I was so afraid for his safety, for his home, and for the others in the community. I was sick with worry about those I knew were on their properties, defending their homes, especially T, who I knew to be impaired by a terrible flu and high fever. Each new report of a home burned was like a knife in my gut. A bulldozer operator died fighting the fire. Another knife to the gut.
I know what it is like to feel like your life has been destroyed, the past obliterated, your future a yawning chasm of uncertainty, all your illusions of safety and security destroyed at a stroke. Perhaps losing your home, your possessions is not the same as losing your spouse, but in some ways it gives me that same feeling. Like a partner, your home is your sanctuary, your anchor and refuge in a world of chaos and transience.
2016-07-25 Facebook posts: a snapshot of what a day of this fire was like.
1 p.m. I just talked to T and he is at home, still safe. He was actively fighting the fire last night, along with a 50-member crew from CalFire. All the deadwood, tree and brush clearing that he has done over the years is now paying off in a big way. They’ve been using all the fire roads he’s worked to keep clear as well. Because of his level of preparedness, CalFire has been motivated to (and able to) make a stand all along his property at Long Ridge Rd, which you can clearly see on the maps. They have been making heavy use of his water tanks (all that storage is paying off). He’s now 7k gallons low on his needs for the coming year, but that’s why I bought that water trailer a few years ago. That thing has really come in handy as well. It has a powered sprayer and he’s been using it to put out spot fires.
He said he could watch the fire slow down significantly when it reached areas where he has done clearing.
Tr’s place burned (empty for years), and they were going to let O's burn (Because it is a wood structure? Because it isn’t a primary residence?), but T convinced the captain to save it (with water from his lower tanks) because from there the fire could easily come back up the brush hillside towards P’s and his place [O's later burned]. Much of the woods on T’s lower property to the north have burned (CalFire did a backburn down there), but R’s house is safe. W’s burned. F's is safe [F’s later burned]. J's is safe.
They now have a pretty good firebreak where the fire has already come through and burned all the fuel to the north and west, but they are not completely out of danger yet. It could still wrap around from the south or east. We are all hoping that will not happen.
T is still sick and completely exhausted, but has kept going, because what else can he do? Some neighbors are going to try to come back up today, so he won’t be the only resident up there any more.
This has been an intense roller coaster of emotions for me, and I am safe in my home in Santa Barbara. My heart goes out to all those whose homes are endangered or burned. Because I'm secure and have internet and phone I'm doing my best to keep everyone updated with whatever info I can find. I've got Google earth and the latest MODIS data.

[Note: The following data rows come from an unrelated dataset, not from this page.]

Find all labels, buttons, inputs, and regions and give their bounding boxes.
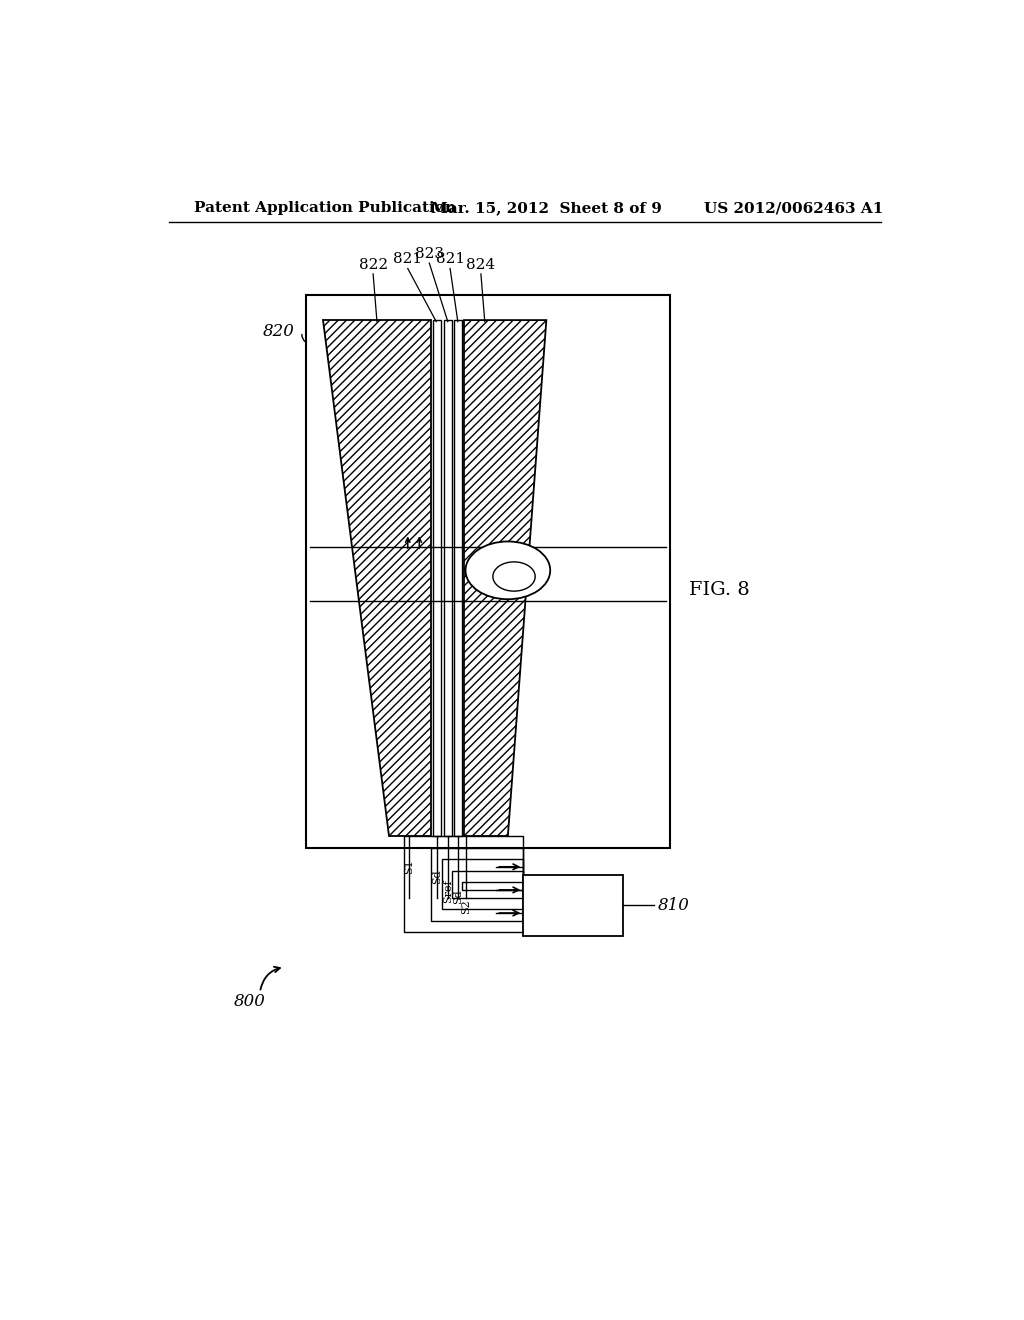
Text: FIG. 8: FIG. 8 — [689, 581, 750, 598]
Text: 820: 820 — [263, 323, 295, 341]
Ellipse shape — [493, 562, 536, 591]
Text: Sref: Sref — [442, 879, 453, 903]
Text: 821: 821 — [435, 252, 465, 267]
Bar — [523, 874, 624, 936]
Bar — [453, 871, 523, 898]
Bar — [454, 321, 462, 836]
Bar — [306, 296, 670, 847]
Text: S1: S1 — [404, 859, 415, 874]
Text: Processing
circuit: Processing circuit — [537, 891, 610, 919]
Text: 810: 810 — [658, 896, 690, 913]
Text: US 2012/0062463 A1: US 2012/0062463 A1 — [705, 202, 884, 215]
Polygon shape — [323, 321, 431, 836]
Text: S2: S2 — [461, 899, 471, 913]
Bar — [442, 859, 523, 909]
Bar — [462, 882, 523, 890]
Text: 823: 823 — [415, 247, 443, 261]
Text: Sd: Sd — [432, 869, 442, 883]
Text: 824: 824 — [466, 257, 496, 272]
Bar — [431, 847, 523, 921]
Text: Mar. 15, 2012  Sheet 8 of 9: Mar. 15, 2012 Sheet 8 of 9 — [431, 202, 662, 215]
Bar — [403, 836, 523, 932]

I had an intense moment yesterday afternoon when I saw the latest data, showing T's home safe, and my spirit soared. Then I saw that a neighbor's home had burned, the swath of red across all of upper Green Ridge and so much more of the Palo community, and just like that I came crashing down again. Burst into tears. This isn't just points and lines and polygons on a map, these are people's homes. Their histories. Their lives. I know what it is like to feel like you've completely lost the life you had, to have no idea what the future will be.